The 12-deck Costa Deliziosa, which is nearly 300 metres (1,000 feet) long and carries more than 3,800 passengers and crew, was being towed out in stormy conditions when the near-miss happened.
A video posted by a Venetian writer and artist, Roberto Ferrucci, on his website www.robertoferrucci.com showed the massive cruise ship passing very close to a moored yacht.
The crew of the 50-metre yacht rushed from their ship to the quayside as the cruise ship brushed by, the AGI news agency reported. The incident happened not far from the famous Piazza San Marco (Saint Mark's Square).
The lead tug managed to pull the cruise ship away from yacht and lead it safely out of the lagoon.
But the near-miss comes only weeks after a June 2 incident in which when another cruise ship, the 13-deck MSC Opera, scraped the dockside and knocked a small tourist boat, injuring four people.
That accident reignited a long-running row over the damage caused to the city and its fragile ecosystem by cruise ships that sail exceptionally close to the shore.

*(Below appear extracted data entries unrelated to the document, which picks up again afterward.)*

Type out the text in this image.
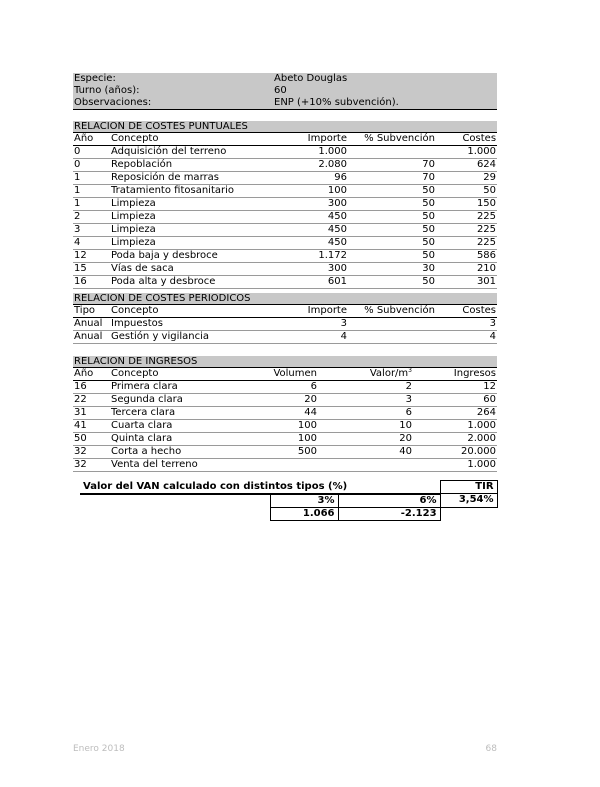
Especie:	Abeto Douglas
Turno (años):	60
Observaciones:	ENP (+10% subvención).
RELACION DE COSTES PUNTUALES				
Año	Concepto	Importe	% Subvención	Costes
0	Adquisición del terreno	1.000		1.000
0	Repoblación	2.080	70	624
1	Reposición de marras	96	70	29
1	Tratamiento fitosanitario	100	50	50
1	Limpieza	300	50	150
2	Limpieza	450	50	225
3	Limpieza	450	50	225
4	Limpieza	450	50	225
12	Poda baja y desbroce	1.172	50	586
15	Vías de saca	300	30	210
16	Poda alta y desbroce	601	50	301
RELACION DE COSTES PERIODICOS				
Tipo	Concepto	Importe	% Subvención	Costes
Anual	Impuestos	3		3
Anual	Gestión y vigilancia	4		4
RELACION DE INGRESOS				
Año	Concepto	Volumen	Valor/$m^3$	Ingresos
16	Primera clara	6	2	12
22	Segunda clara	20	3	60
31	Tercera clara	44	6	264
41	Cuarta clara	100	10	1.000
50	Quinta clara	100	20	2.000
32	Corta a hecho	500	40	20.000
32	Venta del terreno			1.000
Valor del VAN calculado con distintos tipos (%)			TIR
	3%	6%	3,54%
	1.066	-2.123	
Enero 2018	68
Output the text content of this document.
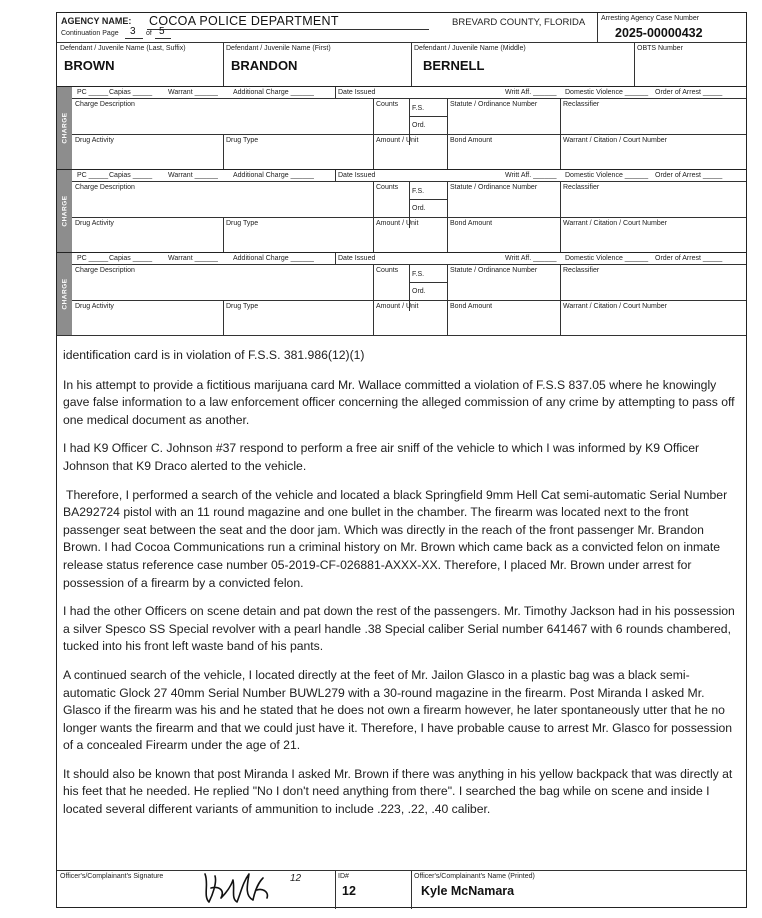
AGENCY NAME: COCOA POLICE DEPARTMENT
Continuation Page 3 of 5
BREVARD COUNTY, FLORIDA Arresting Agency Case Number
2025-00000432
Defendant / Juvenile Name (Last, Suffix)
BROWN
Defendant / Juvenile Name (First)
BRANDON
Defendant / Juvenile Name (Middle)
BERNELL
OBTS Number
CHARGE
PC _____ Capias _____ Warrant ______ Additional Charge ______	Date Issued	Writt Aff. ______ Domestic Violence ______ Order of Arrest _____
Charge Description	Counts
F.S.
Ord.
Statute / Ordinance Number	Reclassifier
Drug Activity	Drug Type	Amount / Unit	Bond Amount	Warrant / Citation / Court Number
CHARGE
PC _____ Capias _____ Warrant ______ Additional Charge ______	Date Issued	Writt Aff. ______ Domestic Violence ______ Order of Arrest _____
Charge Description	Counts
F.S.
Ord.
Statute / Ordinance Number	Reclassifier
Drug Activity	Drug Type	Amount / Unit	Bond Amount	Warrant / Citation / Court Number
CHARGE
PC _____ Capias _____ Warrant ______ Additional Charge ______	Date Issued	Writt Aff. ______ Domestic Violence ______ Order of Arrest _____
Charge Description	Counts
F.S.
Ord.
Statute / Ordinance Number	Reclassifier
Drug Activity	Drug Type	Amount / Unit	Bond Amount	Warrant / Citation / Court Number

identification card is in violation of F.S.S. 381.986(12)(1)

In his attempt to provide a fictitious marijuana card Mr. Wallace committed a violation of F.S.S 837.05 where he knowingly gave false information to a law enforcement officer concerning the alleged commission of any crime by attempting to pass off one medical document as another.

I had K9 Officer C. Johnson #37 respond to perform a free air sniff of the vehicle to which I was informed by K9 Officer Johnson that K9 Draco alerted to the vehicle.

Therefore, I performed a search of the vehicle and located a black Springfield 9mm Hell Cat semi-automatic Serial Number BA292724 pistol with an 11 round magazine and one bullet in the chamber. The firearm was located next to the front passenger seat between the seat and the door jam. Which was directly in the reach of the front passenger Mr. Brandon Brown. I had Cocoa Communications run a criminal history on Mr. Brown which came back as a convicted felon on inmate release status reference case number 05-2019-CF-026881-AXXX-XX. Therefore, I placed Mr. Brown under arrest for possession of a firearm by a convicted felon.

I had the other Officers on scene detain and pat down the rest of the passengers. Mr. Timothy Jackson had in his possession a silver Spesco SS Special revolver with a pearl handle .38 Special caliber Serial number 641467 with 6 rounds chambered, tucked into his front left waste band of his pants.

A continued search of the vehicle, I located directly at the feet of Mr. Jailon Glasco in a plastic bag was a black semi-automatic Glock 27 40mm Serial Number BUWL279 with a 30-round magazine in the firearm. Post Miranda I asked Mr. Glasco if the firearm was his and he stated that he does not own a firearm however, he later spontaneously utter that he no longer wants the firearm and that we could just have it. Therefore, I have probable cause to arrest Mr. Glasco for possession of a concealed Firearm under the age of 21.

It should also be known that post Miranda I asked Mr. Brown if there was anything in his yellow backpack that was directly at his feet that he needed. He replied "No I don't need anything from there". I searched the bag while on scene and inside I located several different variants of ammunition to include .223, .22, .40 caliber.

Officer's/Complainant's Signature	12	ID#
12
Officer's/Complainant's Name (Printed)
Kyle McNamara
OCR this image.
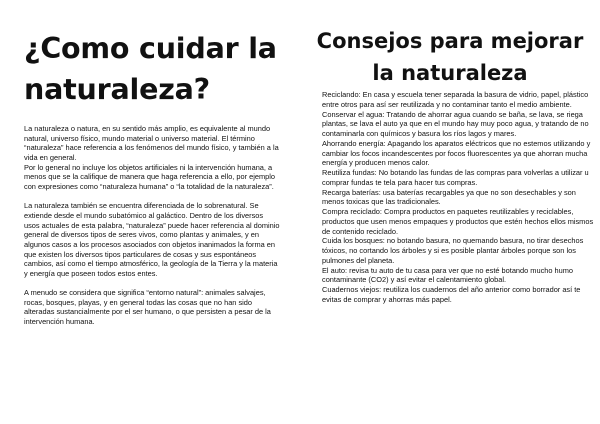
¿Como cuidar la naturaleza?

La naturaleza o natura, en su sentido más amplio, es equivalente al mundo natural, universo físico, mundo material o universo material. El término “naturaleza” hace referencia a los fenómenos del mundo físico, y también a la vida en general.
Por lo general no incluye los objetos artificiales ni la intervención humana, a menos que se la califique de manera que haga referencia a ello, por ejemplo con expresiones como “naturaleza humana” o “la totalidad de la naturaleza”.

La naturaleza también se encuentra diferenciada de lo sobrenatural. Se extiende desde el mundo subatómico al galáctico. Dentro de los diversos usos actuales de esta palabra, “naturaleza” puede hacer referencia al dominio general de diversos tipos de seres vivos, como plantas y animales, y en algunos casos a los procesos asociados con objetos inanimados la forma en que existen los diversos tipos particulares de cosas y sus espontáneos cambios, así como el tiempo atmosférico, la geología de la Tierra y la materia y energía que poseen todos estos entes.

A menudo se considera que significa “entorno natural”: animales salvajes, rocas, bosques, playas, y en general todas las cosas que no han sido alteradas sustancialmente por el ser humano, o que persisten a pesar de la intervención humana.

Consejos para mejorar la naturaleza

Reciclando: En casa y escuela tener separada la basura de vidrio, papel, plástico entre otros para así ser reutilizada y no contaminar tanto el medio ambiente.

Conservar el agua: Tratando de ahorrar agua cuando se baña, se lava, se riega plantas, se lava el auto ya que en el mundo hay muy poco agua, y tratando de no contaminarla con químicos y basura los ríos lagos y mares.

Ahorrando energía: Apagando los aparatos eléctricos que no estemos utilizando y cambiar los focos incandescentes por focos fluorescentes ya que ahorran mucha energía y producen menos calor.

Reutiliza fundas: No botando las fundas de las compras para volverlas a utilizar u comprar fundas te tela para hacer tus compras.

Recarga baterías: usa baterías recargables ya que no son desechables y son menos toxicas que las tradicionales.

Compra reciclado: Compra productos en paquetes reutilizables y reciclables, productos que usen menos empaques y productos que estén hechos ellos mismos de contenido reciclado.

Cuida los bosques: no botando basura, no quemando basura, no tirar desechos tóxicos, no cortando los árboles y si es posible plantar árboles porque son los pulmones del planeta.

El auto: revisa tu auto de tu casa para ver que no esté botando mucho humo contaminante (CO2) y así evitar el calentamiento global.

Cuadernos viejos: reutiliza los cuadernos del año anterior como borrador así te evitas de comprar y ahorras más papel.
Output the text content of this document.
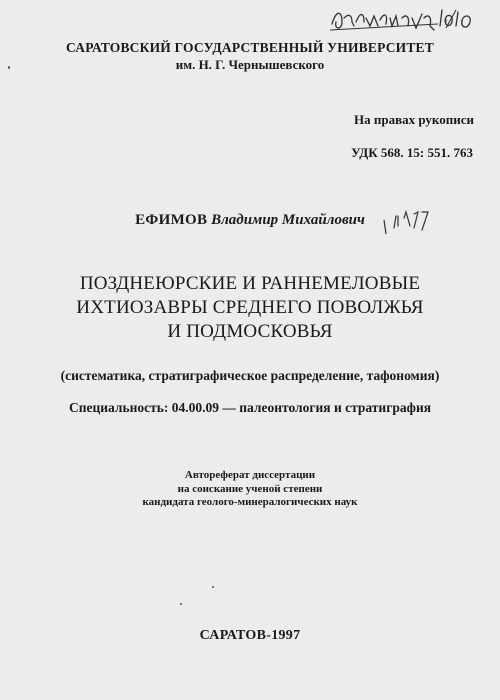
САРАТОВСКИЙ ГОСУДАРСТВЕННЫЙ УНИВЕРСИТЕТ
им. Н. Г. Чернышевского
На правах рукописи
УДК 568. 15: 551. 763
ЕФИМОВ Владимир Михайлович
ПОЗДНЕЮРСКИЕ И РАННЕМЕЛОВЫЕ
ИХТИОЗАВРЫ СРЕДНЕГО ПОВОЛЖЬЯ
И ПОДМОСКОВЬЯ
(систематика, стратиграфическое распределение, тафономия)
Специальность: 04.00.09 — палеонтология и стратиграфия
Автореферат диссертации
на соискание ученой степени
кандидата геолого-минералогических наук
САРАТОВ-1997
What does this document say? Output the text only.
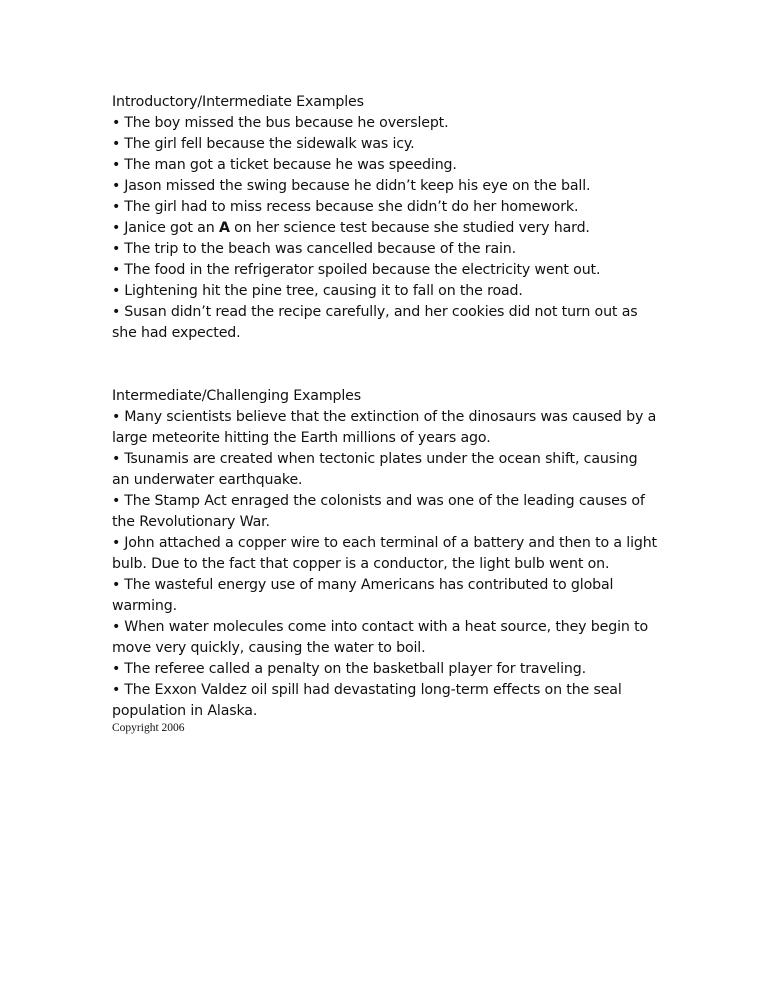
Introductory/Intermediate Examples
• The boy missed the bus because he overslept.
• The girl fell because the sidewalk was icy.
• The man got a ticket because he was speeding.
• Jason missed the swing because he didn’t keep his eye on the ball.
• The girl had to miss recess because she didn’t do her homework.
• Janice got an A on her science test because she studied very hard.
• The trip to the beach was cancelled because of the rain.
• The food in the refrigerator spoiled because the electricity went out.
• Lightening hit the pine tree, causing it to fall on the road.
• Susan didn’t read the recipe carefully, and her cookies did not turn out as she had expected.
Intermediate/Challenging Examples
• Many scientists believe that the extinction of the dinosaurs was caused by a large meteorite hitting the Earth millions of years ago.
• Tsunamis are created when tectonic plates under the ocean shift, causing an underwater earthquake.
• The Stamp Act enraged the colonists and was one of the leading causes of the Revolutionary War.
• John attached a copper wire to each terminal of a battery and then to a light bulb. Due to the fact that copper is a conductor, the light bulb went on.
• The wasteful energy use of many Americans has contributed to global warming.
• When water molecules come into contact with a heat source, they begin to move very quickly, causing the water to boil.
• The referee called a penalty on the basketball player for traveling.
• The Exxon Valdez oil spill had devastating long-term effects on the seal population in Alaska.
Copyright 2006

Critics say the waves the ships create are eroding the foundations of the lagoon city, which regularly floods, leaving sites such as Saint Mark's Square underwater.
The port city, with its famous lagoons and canals, enjoys UNESCO World Heritage site status.
Two years ago the government announced that larger ships would be diverted away from the historic centre -- but failed to follow through on the pledge.